My own analysis is that basically, ICARUS and OPERA come close to contradicting LSND and MiniBooNE almost entirely.

A 0.7 eV sterile neutrino would also require that Neff be four and change rather than three and change (the current data is almost midway between them) and would produce a non-Standard Model neutrino that does not fit neatly in the three generations of fermion found in the Standard Model despite the fact that an overall four generations of fermion model is disfavored overall.  Yet, a sterile neutrino with just 0.7 eV of mass would be hot dark matter rather than warm dark matter or cold dark matter, and hence would be inconsistent with the amount of large scale structure observed in the universe.    It would also softly contradict cosmology evidence regarding the sum of the masses of all of the neutrino species combined (a much heavier sterile neutrino isn't necessarily a neutrino from a cosmology perspective).  The cosmology evidence favors a dark matter sterile neutrino that is on the order of a hundred to a thousand times as heavy of the only mass range still permitted by the combined neutrino experiment data.  A sterile neutrino signal in the appropriate warm or cold dark matter mass range, given other things we know about dark matter, cannot be squared with the combined experimental data.

So, in the showdown between ICARUS, OPERA and KARMEN on one hand that have not seen sterile neutrino signals, and LSDN/MiniBooNE that have, which is a few years of data away from being irreconcilable entirely, the non-observations are favored over the experiments that have allegedly seen signals.

Proton Decay Rate Measurements

Experimental lower bounds on proton decay rates are gradually rising and the more this happens, them more this disfavors many GUT models.

SuperKamiokande: "[O]ne of the open questions is that we must find the octant where the parameter theta_23 lies, and the mass hierarchy (the sign of dm_13^2). . . . For solar neutrinos, they have a dataset of 3904 days of operation: 57574.1 events (don’t ask me what the .1 means!!) . . . For the flux measurement of solar neutrino, they got down to a total error of 1.7%. They measure the day/night asymmetry, due to regeneration of electron neutrinos in the earth, one expects a 2-3% effect. The spectrum variation depends on dm_12. Their result is consistent with the dm_12 value and with the model. . . .  For proton decay searches, they got to 1.3E34 years in the positron-pizero decay mode, and several other limits in other final states. . . . after the discovery of nu oscillations SuperKamiokande made great progress in the study of neutrino phenomenology. After 17 years of operation, SK is stilll quite active, and will continue data taking for at least 10 more years, to study the mass hierarchy, CPV, relic neutrinos, and to look for neutrino bursts from supernovae and search for proton decay."

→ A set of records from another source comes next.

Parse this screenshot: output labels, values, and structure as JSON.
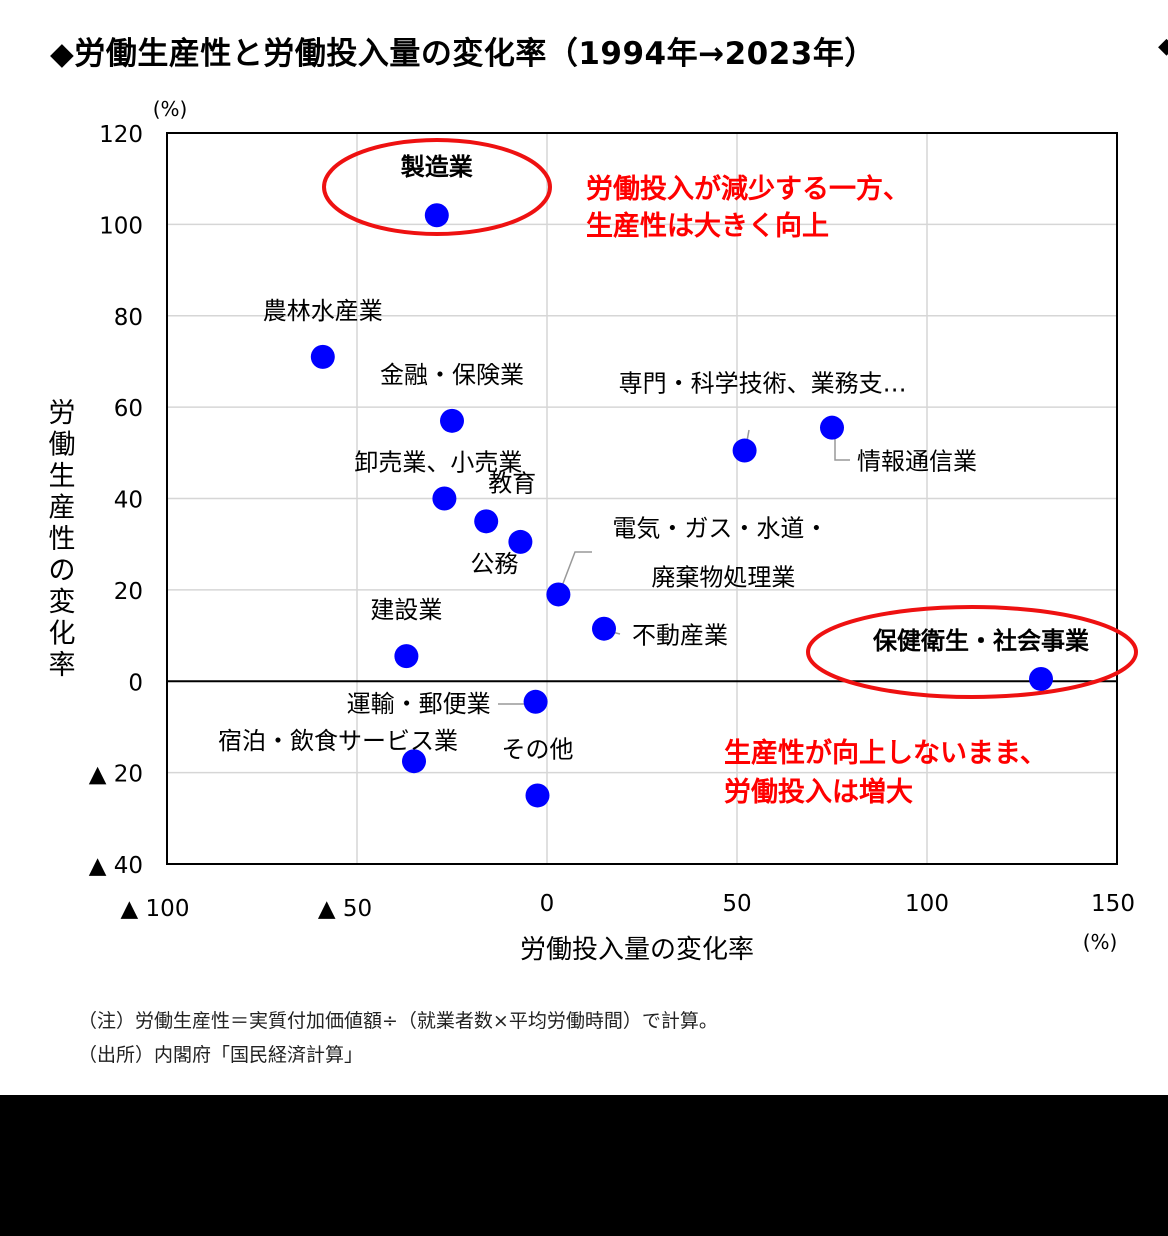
{
  "header": {
    "title": "◆労働生産性と労働投入量の変化率（1994年→2023年）",
    "edge_mark": "◆"
  },
  "chart_data": {
    "type": "scatter",
    "xlabel": "労働投入量の変化率",
    "ylabel": "労働生産性の変化率",
    "x_unit": "(%)",
    "y_unit": "(%)",
    "xlim": [
      -100,
      150
    ],
    "ylim": [
      -40,
      120
    ],
    "x_ticks": [
      -100,
      -50,
      0,
      50,
      100,
      150
    ],
    "y_ticks": [
      -40,
      -20,
      0,
      20,
      40,
      60,
      80,
      100,
      120
    ],
    "x_tick_labels": [
      "▲ 100",
      "▲ 50",
      "0",
      "50",
      "100",
      "150"
    ],
    "y_tick_labels": [
      "▲ 40",
      "▲ 20",
      "0",
      "20",
      "40",
      "60",
      "80",
      "100",
      "120"
    ],
    "grid": true,
    "point_color": "#0000ff",
    "points": [
      {
        "label": "製造業",
        "x": -29,
        "y": 102,
        "bold": true
      },
      {
        "label": "農林水産業",
        "x": -59,
        "y": 71
      },
      {
        "label": "金融・保険業",
        "x": -25,
        "y": 57
      },
      {
        "label": "卸売業、小売業",
        "x": -27,
        "y": 40
      },
      {
        "label": "教育",
        "x": -16,
        "y": 35
      },
      {
        "label": "公務",
        "x": -7,
        "y": 30.5
      },
      {
        "label": "電気・ガス・水道・",
        "label2": "廃棄物処理業",
        "x": 3,
        "y": 19
      },
      {
        "label": "建設業",
        "x": -37,
        "y": 5.5
      },
      {
        "label": "不動産業",
        "x": 15,
        "y": 11.5
      },
      {
        "label": "専門・科学技術、業務支…",
        "x": 52,
        "y": 50.5
      },
      {
        "label": "情報通信業",
        "x": 75,
        "y": 55.5
      },
      {
        "label": "保健衛生・社会事業",
        "x": 130,
        "y": 0.5,
        "bold": true
      },
      {
        "label": "運輸・郵便業",
        "x": -3,
        "y": -4.5
      },
      {
        "label": "宿泊・飲食サービス業",
        "x": -35,
        "y": -17.5
      },
      {
        "label": "その他",
        "x": -2.5,
        "y": -25
      }
    ],
    "annotations": [
      {
        "lines": [
          "労働投入が減少する一方、",
          "生産性は大きく向上"
        ],
        "color": "#ff0000"
      },
      {
        "lines": [
          "生産性が向上しないまま、",
          "労働投入は増大"
        ],
        "color": "#ff0000"
      }
    ],
    "highlight_color": "#ee1111"
  },
  "notes": {
    "note": "（注）労働生産性＝実質付加価値額÷（就業者数×平均労働時間）で計算。",
    "source": "（出所）内閣府「国民経済計算」"
  }
}
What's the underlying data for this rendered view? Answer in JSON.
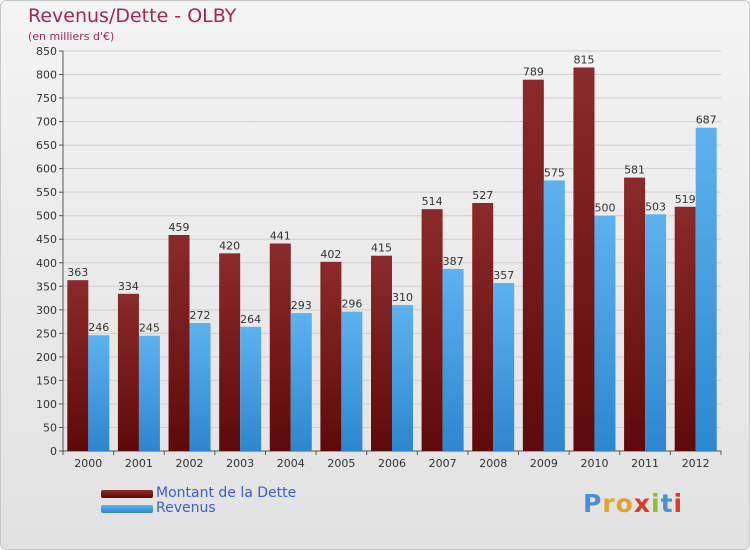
{
  "header": {
    "title": "Revenus/Dette - OLBY",
    "subtitle": "(en milliers d'€)"
  },
  "legend": {
    "dette_label": "Montant de la Dette",
    "revenus_label": "Revenus"
  },
  "logo": {
    "text": "Proxiti",
    "letters": [
      "P",
      "r",
      "o",
      "x",
      "i",
      "t",
      "i"
    ],
    "letter_colors": [
      "#4a8fd6",
      "#e3a22a",
      "#e3a22a",
      "#d93c2b",
      "#8abf2f",
      "#4a8fd6",
      "#d93c2b"
    ]
  },
  "colors": {
    "dette": "#7a1818",
    "revenus": "#4aa3e6"
  },
  "chart_data": {
    "type": "bar",
    "categories": [
      "2000",
      "2001",
      "2002",
      "2003",
      "2004",
      "2005",
      "2006",
      "2007",
      "2008",
      "2009",
      "2010",
      "2011",
      "2012"
    ],
    "series": [
      {
        "name": "Montant de la Dette",
        "values": [
          363,
          334,
          459,
          420,
          441,
          402,
          415,
          514,
          527,
          789,
          815,
          581,
          519
        ]
      },
      {
        "name": "Revenus",
        "values": [
          246,
          245,
          272,
          264,
          293,
          296,
          310,
          387,
          357,
          575,
          500,
          503,
          687
        ]
      }
    ],
    "title": "Revenus/Dette - OLBY",
    "ylabel": "(en milliers d'€)",
    "ylim": [
      0,
      850
    ],
    "yticks": [
      0,
      50,
      100,
      150,
      200,
      250,
      300,
      350,
      400,
      450,
      500,
      550,
      600,
      650,
      700,
      750,
      800,
      850
    ],
    "grid": true,
    "legend_position": "bottom-left"
  }
}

The Standard Model predicts that protons are stable and do not decay.  A large class of grand unified theories (GUTs), however, generically predict proton decay and the 1.3*10^34 year experimental minimum length of the half-life of a proton greatly contrains these models, for example, ruling out the simplest possible SU(5) GUT that can contain all of the particles of the Standard Model.